La stérilité de 1661, se fit proprement sentir au commencement de l'année 1662... Ceux qui en pareil cas ont accoutumé de profiter de la calamité publique, ne manquèrent pas de fermer leurs magasins, se promettant dans les suites une plus grande cherté, et par conséquent un gain plus considérable. On peut s'imaginer cependant, mon fils, quels effets produisaient dans le Royaume les marchés vides de toutes sortes de grains...

Les pauvres (faisaient) entendre partout leurs plaintes et murmures... J'entrai moi-même en une connaissance très particulière et très exacte du besoin des peuples. J'obligeai les provinces les plus abondantes à secourir les autres, les particuliers à ouvrir leurs magasins, et à exposer leurs denrées à un prix équitable.

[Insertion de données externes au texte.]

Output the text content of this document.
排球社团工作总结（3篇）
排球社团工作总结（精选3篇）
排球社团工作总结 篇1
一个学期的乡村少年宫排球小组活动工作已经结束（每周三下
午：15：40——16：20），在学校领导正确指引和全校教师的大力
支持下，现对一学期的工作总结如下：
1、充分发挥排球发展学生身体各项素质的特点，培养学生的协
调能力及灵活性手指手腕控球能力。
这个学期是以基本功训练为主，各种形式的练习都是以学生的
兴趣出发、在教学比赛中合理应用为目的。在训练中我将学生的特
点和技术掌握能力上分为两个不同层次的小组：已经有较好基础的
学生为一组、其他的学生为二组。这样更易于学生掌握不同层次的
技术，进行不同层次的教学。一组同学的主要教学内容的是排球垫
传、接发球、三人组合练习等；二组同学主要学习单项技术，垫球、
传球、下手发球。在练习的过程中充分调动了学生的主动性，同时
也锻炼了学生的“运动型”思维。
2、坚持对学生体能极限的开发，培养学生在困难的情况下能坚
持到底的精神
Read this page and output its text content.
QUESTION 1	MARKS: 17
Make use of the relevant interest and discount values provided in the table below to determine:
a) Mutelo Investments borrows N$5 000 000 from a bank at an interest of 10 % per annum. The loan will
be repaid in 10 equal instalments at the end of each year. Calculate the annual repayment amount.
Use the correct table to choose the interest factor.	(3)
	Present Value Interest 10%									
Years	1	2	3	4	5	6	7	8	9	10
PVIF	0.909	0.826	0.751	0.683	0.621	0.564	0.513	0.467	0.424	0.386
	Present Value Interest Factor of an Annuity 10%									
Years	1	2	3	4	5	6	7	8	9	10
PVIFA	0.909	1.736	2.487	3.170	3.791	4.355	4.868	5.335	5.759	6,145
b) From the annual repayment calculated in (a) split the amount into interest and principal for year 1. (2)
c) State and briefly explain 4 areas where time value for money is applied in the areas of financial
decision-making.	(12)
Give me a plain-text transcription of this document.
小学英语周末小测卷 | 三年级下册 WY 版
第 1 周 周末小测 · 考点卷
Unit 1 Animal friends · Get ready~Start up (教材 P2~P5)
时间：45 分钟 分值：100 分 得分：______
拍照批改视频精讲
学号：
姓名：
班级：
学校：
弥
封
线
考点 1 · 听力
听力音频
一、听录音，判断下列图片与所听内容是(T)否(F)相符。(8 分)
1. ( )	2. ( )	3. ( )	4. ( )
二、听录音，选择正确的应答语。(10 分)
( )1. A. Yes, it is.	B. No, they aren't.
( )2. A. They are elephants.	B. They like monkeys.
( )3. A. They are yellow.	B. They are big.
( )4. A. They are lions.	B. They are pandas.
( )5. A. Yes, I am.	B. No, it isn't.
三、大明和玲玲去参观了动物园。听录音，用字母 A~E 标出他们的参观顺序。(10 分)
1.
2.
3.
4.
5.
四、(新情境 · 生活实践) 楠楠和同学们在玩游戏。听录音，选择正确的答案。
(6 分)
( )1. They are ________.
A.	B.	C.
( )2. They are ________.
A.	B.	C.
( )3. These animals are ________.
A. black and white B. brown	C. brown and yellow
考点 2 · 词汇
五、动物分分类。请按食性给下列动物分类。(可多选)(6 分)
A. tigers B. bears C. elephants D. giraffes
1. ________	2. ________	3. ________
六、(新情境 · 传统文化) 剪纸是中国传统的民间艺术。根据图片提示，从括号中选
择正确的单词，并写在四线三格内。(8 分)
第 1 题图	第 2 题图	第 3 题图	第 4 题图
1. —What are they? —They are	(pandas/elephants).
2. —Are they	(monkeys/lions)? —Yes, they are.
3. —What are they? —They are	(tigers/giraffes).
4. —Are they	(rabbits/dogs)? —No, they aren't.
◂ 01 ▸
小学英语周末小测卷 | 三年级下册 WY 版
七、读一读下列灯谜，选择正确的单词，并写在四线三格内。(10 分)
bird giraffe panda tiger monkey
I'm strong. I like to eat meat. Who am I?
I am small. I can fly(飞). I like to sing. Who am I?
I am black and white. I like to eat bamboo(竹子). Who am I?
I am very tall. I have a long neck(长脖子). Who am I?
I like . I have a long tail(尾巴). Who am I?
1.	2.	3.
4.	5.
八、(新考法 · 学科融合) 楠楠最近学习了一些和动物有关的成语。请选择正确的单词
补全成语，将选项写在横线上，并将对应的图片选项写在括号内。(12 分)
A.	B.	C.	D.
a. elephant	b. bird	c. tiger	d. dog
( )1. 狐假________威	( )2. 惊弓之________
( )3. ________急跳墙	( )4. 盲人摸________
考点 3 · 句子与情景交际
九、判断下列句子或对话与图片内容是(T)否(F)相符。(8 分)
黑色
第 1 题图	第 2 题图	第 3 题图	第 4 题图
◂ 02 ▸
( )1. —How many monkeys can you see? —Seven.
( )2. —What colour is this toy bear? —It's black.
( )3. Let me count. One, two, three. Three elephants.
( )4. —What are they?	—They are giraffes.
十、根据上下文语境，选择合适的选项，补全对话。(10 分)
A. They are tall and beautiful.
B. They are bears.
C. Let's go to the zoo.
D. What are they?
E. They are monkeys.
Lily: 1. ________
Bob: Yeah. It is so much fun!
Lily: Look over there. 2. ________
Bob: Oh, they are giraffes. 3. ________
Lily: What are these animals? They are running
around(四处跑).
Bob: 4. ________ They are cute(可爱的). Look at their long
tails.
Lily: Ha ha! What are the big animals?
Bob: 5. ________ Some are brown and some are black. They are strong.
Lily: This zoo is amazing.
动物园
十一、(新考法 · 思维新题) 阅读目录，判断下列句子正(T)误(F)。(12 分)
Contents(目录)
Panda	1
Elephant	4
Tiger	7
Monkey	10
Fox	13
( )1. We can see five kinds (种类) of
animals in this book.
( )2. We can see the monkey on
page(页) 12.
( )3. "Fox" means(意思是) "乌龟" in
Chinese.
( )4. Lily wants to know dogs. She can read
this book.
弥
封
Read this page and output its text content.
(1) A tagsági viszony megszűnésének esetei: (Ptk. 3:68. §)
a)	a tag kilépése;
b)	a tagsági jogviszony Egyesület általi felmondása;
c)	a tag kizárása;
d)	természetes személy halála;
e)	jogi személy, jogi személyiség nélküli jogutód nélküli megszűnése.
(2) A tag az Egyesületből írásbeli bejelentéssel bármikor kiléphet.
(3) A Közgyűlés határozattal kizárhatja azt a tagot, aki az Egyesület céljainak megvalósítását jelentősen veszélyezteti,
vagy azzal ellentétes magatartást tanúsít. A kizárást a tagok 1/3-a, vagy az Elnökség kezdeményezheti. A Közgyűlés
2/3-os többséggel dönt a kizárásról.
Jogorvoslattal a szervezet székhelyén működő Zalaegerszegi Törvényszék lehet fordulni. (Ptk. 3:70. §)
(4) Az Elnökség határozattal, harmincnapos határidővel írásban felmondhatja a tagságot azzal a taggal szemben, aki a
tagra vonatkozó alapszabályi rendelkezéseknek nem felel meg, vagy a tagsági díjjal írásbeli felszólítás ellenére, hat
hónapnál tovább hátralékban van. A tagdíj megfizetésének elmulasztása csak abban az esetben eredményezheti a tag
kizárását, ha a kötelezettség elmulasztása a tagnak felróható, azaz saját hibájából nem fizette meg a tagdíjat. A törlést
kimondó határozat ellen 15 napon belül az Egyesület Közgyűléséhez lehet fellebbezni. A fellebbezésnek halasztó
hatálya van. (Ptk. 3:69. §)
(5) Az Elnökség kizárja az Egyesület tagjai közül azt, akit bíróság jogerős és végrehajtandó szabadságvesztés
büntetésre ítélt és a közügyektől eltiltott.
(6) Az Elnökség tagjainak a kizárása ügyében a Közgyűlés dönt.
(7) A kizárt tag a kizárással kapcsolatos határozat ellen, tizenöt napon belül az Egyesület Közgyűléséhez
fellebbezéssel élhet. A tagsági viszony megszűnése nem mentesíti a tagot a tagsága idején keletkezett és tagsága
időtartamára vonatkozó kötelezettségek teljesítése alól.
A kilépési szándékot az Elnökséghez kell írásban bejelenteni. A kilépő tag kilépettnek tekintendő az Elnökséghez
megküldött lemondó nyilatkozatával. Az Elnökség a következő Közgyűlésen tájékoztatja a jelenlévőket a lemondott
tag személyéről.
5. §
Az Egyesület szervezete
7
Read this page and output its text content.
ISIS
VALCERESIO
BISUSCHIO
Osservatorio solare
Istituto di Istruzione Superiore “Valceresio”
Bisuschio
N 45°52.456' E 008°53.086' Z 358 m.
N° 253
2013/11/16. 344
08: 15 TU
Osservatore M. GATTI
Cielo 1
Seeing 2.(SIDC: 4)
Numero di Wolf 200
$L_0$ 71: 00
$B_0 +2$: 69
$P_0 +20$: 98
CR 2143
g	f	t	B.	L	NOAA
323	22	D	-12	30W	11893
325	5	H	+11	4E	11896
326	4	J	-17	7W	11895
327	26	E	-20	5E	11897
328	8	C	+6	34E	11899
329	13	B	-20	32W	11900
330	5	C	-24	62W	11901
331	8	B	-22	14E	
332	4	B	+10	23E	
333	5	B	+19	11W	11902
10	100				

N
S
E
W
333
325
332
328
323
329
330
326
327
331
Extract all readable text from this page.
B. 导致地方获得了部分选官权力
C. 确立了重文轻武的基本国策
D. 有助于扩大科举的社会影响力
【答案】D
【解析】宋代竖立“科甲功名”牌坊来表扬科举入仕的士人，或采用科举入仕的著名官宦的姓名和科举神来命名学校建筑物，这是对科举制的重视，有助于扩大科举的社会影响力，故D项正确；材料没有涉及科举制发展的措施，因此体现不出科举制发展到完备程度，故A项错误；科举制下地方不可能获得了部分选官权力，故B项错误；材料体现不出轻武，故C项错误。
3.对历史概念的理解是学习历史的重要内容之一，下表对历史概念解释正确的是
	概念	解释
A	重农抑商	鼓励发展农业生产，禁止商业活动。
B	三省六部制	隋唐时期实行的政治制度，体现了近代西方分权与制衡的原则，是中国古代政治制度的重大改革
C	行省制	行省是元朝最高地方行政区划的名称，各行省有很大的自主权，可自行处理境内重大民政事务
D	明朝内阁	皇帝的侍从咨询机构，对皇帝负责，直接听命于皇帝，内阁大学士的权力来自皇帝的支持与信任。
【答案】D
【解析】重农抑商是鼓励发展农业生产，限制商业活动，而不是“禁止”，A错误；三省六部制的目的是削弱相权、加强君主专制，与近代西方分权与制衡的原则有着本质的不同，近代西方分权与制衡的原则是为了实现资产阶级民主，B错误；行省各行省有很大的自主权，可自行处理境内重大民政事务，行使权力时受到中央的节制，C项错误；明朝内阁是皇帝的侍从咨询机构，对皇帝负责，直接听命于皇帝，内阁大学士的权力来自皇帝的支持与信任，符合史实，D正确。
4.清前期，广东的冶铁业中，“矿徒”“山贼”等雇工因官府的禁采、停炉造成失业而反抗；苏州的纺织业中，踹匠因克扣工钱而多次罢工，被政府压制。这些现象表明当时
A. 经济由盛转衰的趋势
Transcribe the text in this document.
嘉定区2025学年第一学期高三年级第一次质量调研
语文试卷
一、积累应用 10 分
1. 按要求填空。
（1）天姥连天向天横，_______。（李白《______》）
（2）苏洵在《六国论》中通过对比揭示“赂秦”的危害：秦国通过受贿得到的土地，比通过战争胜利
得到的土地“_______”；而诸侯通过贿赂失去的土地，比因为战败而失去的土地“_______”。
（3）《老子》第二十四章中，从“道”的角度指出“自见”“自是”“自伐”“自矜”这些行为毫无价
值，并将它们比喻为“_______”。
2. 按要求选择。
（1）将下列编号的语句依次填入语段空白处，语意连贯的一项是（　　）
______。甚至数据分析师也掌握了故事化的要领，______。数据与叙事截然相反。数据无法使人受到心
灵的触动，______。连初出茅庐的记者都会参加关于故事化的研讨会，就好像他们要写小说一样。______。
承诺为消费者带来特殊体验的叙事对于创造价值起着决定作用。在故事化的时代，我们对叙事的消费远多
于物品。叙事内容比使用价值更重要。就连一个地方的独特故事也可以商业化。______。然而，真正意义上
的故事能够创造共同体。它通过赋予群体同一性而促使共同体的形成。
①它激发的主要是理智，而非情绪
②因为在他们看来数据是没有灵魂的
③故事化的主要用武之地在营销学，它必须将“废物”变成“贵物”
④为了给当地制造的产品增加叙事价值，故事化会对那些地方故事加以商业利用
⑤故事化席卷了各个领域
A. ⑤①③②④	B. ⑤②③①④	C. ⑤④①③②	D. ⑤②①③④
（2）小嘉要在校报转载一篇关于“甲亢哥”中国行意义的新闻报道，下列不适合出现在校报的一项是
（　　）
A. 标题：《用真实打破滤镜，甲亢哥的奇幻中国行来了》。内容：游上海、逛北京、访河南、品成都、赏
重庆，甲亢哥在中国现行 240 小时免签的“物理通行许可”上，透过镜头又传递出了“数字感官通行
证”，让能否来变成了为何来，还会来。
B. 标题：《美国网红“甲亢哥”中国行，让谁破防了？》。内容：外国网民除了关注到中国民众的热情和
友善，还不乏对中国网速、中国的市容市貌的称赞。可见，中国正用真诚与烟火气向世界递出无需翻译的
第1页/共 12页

J'envoyai en diligence mes ordres de tous côtés, pour faire venir par mer, de Dantzig et des autres pays étrangers, le plus de blé qu'il me fût possible ; je les fis acheter de mon épargne ; j'en distribuai gratuitement la plus grande partie au petit peuple des meilleures villes ; je fis vendre le reste à ceux qui en pouvaient acheter ; mais j'y mis un prix très modique... A la campagne, où les distributions de blé n'auraient pu se faire si promptement, je les fis en argent... Je parus enfin à tous mes sujets comme un véritable père de famille qui fait la provision de sa maison, et partage avec équité les aliments à ses enfants et à ses domestiques. Je n'ai jamais trouvé de dépense mieux employée que celle-là. Car nos sujets, mon fils, sont nos véritables richesses.